As ações da fã intensificaram-se na madrugada de 12 de dezembro do ano anterior, quando ela tocou a campainha da residência de Jung Kook, localizada em Yongsan-gu, um total de 133 vezes. No dia seguinte, ela conseguiu entrar na casa do artista sem permissão, seguindo um entregador pela porta lateral. Ao longo do mês, a mulher fez 22 aparições nas proximidades da propriedade, na expectativa de encontrar o cantor, chegando a arremessar objetos ou inserir correspondências através das frestas do portão.
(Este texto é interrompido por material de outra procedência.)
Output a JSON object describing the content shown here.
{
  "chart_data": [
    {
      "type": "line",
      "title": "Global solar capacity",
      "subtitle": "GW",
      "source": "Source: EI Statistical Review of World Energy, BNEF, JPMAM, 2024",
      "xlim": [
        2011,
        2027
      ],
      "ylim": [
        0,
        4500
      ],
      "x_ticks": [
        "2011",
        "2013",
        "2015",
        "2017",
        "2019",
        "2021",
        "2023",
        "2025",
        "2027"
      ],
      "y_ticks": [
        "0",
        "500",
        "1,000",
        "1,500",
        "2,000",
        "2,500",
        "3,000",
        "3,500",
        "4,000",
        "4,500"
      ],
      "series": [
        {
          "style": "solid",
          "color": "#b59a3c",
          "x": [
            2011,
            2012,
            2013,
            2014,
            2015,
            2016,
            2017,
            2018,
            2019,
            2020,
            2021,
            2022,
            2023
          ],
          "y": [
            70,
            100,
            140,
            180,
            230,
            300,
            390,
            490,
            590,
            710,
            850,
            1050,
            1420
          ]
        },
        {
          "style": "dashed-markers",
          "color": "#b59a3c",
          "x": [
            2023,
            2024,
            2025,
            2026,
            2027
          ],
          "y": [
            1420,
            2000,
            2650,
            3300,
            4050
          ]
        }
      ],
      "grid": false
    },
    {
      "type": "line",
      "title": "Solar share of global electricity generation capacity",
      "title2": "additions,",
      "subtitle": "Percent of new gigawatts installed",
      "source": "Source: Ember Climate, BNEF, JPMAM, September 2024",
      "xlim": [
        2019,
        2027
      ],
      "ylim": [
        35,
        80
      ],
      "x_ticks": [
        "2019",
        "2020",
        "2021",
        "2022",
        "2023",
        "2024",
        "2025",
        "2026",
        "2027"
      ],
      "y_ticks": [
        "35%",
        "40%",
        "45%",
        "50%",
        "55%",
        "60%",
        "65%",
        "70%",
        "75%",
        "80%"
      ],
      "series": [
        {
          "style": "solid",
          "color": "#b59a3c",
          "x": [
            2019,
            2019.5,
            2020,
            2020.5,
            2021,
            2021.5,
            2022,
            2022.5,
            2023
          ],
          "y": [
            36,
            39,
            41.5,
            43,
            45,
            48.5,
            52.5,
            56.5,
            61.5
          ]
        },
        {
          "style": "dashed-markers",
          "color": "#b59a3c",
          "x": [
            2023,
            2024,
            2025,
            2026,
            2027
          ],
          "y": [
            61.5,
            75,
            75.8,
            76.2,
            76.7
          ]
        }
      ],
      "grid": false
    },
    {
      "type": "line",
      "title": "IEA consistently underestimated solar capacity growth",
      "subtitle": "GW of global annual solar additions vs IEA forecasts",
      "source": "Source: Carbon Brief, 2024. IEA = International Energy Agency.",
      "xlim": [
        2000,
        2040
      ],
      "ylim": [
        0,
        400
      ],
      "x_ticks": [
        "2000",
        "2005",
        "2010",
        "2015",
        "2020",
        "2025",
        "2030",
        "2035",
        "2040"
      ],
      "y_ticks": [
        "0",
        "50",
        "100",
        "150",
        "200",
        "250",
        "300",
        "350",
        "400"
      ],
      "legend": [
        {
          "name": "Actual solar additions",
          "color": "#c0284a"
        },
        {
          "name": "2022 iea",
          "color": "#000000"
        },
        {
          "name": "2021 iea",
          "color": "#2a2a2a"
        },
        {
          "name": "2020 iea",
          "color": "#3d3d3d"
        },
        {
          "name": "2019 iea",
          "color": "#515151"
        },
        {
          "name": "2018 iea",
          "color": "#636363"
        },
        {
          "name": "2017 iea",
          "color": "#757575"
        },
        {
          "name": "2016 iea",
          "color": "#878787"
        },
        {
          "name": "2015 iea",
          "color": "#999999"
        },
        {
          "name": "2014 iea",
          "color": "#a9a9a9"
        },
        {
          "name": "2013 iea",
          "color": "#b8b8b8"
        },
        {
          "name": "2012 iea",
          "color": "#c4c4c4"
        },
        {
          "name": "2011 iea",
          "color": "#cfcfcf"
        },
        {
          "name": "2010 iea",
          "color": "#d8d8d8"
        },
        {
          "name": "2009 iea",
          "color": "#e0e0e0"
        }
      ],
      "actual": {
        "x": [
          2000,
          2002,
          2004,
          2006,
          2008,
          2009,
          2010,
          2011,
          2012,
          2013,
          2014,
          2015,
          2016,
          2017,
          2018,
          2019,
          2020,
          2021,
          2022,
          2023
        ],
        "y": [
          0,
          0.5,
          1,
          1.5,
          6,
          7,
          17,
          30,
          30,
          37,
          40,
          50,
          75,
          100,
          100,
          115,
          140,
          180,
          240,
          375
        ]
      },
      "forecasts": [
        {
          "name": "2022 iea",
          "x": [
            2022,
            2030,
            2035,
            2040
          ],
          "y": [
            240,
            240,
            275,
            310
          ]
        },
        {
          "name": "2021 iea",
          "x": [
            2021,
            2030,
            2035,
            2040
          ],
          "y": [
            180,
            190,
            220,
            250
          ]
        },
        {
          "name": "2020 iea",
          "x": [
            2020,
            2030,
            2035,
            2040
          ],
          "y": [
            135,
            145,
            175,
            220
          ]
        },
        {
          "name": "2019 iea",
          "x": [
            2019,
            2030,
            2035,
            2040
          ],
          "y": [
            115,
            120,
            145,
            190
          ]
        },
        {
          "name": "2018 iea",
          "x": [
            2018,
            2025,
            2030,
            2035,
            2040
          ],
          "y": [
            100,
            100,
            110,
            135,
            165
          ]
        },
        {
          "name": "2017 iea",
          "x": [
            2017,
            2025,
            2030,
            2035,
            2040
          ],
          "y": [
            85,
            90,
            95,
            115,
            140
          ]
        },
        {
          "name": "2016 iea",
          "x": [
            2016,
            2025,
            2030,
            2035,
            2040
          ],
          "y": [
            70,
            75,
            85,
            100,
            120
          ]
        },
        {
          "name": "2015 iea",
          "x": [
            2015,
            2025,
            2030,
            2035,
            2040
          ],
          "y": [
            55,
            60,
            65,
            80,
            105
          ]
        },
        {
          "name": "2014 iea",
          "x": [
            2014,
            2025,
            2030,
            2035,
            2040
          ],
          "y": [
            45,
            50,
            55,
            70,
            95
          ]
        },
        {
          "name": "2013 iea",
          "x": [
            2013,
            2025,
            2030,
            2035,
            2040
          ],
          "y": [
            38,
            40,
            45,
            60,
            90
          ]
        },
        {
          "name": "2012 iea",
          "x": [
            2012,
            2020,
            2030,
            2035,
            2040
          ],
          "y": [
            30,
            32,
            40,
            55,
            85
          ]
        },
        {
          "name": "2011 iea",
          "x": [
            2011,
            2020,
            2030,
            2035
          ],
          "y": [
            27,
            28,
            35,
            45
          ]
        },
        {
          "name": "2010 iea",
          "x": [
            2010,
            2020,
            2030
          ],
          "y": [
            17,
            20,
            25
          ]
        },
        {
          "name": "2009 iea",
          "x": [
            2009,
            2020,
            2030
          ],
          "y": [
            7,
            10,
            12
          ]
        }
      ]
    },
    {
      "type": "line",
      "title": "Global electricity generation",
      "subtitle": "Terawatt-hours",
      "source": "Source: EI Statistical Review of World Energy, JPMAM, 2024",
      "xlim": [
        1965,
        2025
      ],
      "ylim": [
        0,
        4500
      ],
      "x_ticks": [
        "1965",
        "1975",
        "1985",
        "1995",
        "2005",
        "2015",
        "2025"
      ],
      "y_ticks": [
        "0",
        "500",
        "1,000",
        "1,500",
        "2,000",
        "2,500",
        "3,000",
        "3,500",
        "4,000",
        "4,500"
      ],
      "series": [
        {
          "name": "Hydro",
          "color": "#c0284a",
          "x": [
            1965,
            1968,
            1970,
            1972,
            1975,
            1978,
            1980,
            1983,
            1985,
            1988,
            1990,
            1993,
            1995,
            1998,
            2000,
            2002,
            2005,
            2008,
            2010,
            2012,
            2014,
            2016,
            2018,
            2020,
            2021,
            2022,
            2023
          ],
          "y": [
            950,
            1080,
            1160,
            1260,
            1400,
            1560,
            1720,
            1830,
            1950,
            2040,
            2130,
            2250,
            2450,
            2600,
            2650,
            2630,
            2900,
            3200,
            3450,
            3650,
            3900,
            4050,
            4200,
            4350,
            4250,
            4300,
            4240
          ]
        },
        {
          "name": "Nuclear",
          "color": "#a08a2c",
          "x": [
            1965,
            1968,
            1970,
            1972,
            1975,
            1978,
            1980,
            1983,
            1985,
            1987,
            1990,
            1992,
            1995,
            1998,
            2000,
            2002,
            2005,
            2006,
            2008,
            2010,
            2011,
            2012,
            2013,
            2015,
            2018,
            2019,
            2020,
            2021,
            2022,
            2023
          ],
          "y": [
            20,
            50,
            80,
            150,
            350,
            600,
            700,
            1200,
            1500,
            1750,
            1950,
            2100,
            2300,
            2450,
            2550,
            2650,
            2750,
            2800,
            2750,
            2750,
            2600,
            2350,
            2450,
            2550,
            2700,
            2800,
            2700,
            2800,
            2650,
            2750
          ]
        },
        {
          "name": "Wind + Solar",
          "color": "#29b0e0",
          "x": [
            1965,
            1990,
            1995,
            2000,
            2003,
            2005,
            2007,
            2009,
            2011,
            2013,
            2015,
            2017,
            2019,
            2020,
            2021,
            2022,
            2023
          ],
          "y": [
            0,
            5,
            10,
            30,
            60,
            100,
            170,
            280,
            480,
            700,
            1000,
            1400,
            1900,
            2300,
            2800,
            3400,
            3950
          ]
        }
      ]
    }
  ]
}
Diante da série de incidentes, Jung Kook registrou uma denúncia, levando à prisão da fã. Embora liberada no dia seguinte, ela recebeu uma advertência formal das autoridades locais para se manter afastada da residência. Contudo, a brasileira ignorou a proibição, retornando ao local para tocar a campainha e enviar correspondências novamente. Em resposta à persistência, a polícia impôs uma “medida de emergência” em 28 de dezembro, proibindo-a de se aproximar a menos de 100 metros da casa.
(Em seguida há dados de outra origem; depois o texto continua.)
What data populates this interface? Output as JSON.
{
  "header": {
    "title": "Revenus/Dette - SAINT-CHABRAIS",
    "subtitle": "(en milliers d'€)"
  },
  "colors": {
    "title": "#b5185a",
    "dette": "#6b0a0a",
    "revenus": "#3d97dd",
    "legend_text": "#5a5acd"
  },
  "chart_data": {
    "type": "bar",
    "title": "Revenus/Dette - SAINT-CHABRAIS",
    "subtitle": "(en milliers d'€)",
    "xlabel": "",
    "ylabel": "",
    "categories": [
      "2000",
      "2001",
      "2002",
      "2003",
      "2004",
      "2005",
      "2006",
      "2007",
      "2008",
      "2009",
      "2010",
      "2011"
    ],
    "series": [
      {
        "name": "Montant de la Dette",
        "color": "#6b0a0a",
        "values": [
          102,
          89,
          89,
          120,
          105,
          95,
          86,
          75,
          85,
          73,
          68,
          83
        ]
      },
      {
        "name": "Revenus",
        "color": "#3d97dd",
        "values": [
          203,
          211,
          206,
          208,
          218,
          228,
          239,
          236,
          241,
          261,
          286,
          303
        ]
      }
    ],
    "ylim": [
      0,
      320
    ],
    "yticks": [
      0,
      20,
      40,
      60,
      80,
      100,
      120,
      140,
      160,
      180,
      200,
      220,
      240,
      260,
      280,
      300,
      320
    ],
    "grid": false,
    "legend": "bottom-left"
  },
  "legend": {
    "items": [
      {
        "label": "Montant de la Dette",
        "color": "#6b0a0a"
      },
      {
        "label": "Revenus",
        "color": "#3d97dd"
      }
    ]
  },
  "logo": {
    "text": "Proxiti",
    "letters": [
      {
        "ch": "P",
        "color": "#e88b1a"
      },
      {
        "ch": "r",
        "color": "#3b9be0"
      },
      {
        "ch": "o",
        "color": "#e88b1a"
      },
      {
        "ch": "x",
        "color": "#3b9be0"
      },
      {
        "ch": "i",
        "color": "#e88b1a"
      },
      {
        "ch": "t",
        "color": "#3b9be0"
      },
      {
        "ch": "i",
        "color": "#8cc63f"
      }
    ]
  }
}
Mesmo com as restrições impostas, a mulher insistiu em suas ações em 4 de janeiro deste ano, deixando fotos e outros materiais impressos próximos à residência de Jung Kook. Essa reincidência culminou em sua nova prisão e consequente encaminhamento para julgamento, sob acusação de violar as leis contra perseguição e invasão.

O tribunal sul-coreano, em sua fundamentação, destacou que a ré cometeu o delito mesmo após ter sido alertada pela polícia e não respeitou as medidas de emergência. A vítima, por sua vez, demandou uma punição exemplar. Embora a intenção principal tenha sido expressar sentimentos ao artista, sem o propósito de causar danos diretos, o tribunal ponderou que a vítima não percebeu a campainha no momento do ocorrido, a invasão não se aprofundou no espaço interno da residência e o nível de negligência nas medidas emergenciais foi considerado relativamente pequeno.

Além da pena de prisão, a decisão judicial inclui a deportação da cidadã brasileira. A Justiça justificou a medida, afirmando que, com a ré detida por aproximadamente três meses e a iminente deportação forçada após a finalização da sentença, o risco de reincidência contra a vítima é significativamente reduzido.

Em janeiro deste ano, a família da brasileira, de 30 anos, revelou que ela enfrenta transtornos mentais. Parentes contaram que ela havia se mudado da Paraíba para São Paulo para trabalhar e, mesmo com esforços para que continuasse o tratamento psicológico, ela recusou. A descoberta de sua viagem à Coreia do Sul, feita por meio das redes sociais, foi um choque para a família, que expressou extrema preocupação com o agravamento da situação, uma vez que a mulher estaria em surto, convencida de que Jung Kook era o grande amor de sua vida.

Uma outra parente da jovem relatou que um episódio semelhante de “surto” havia ocorrido em 2021, quando a mulher foi encaminhada a um psiquiatra e recebeu um diagnóstico de transtorno. A família descreve uma rotina de conversas diárias, com a mãe suplicando pelo retorno da filha, que insistentemente recusa voltar ao Brasil.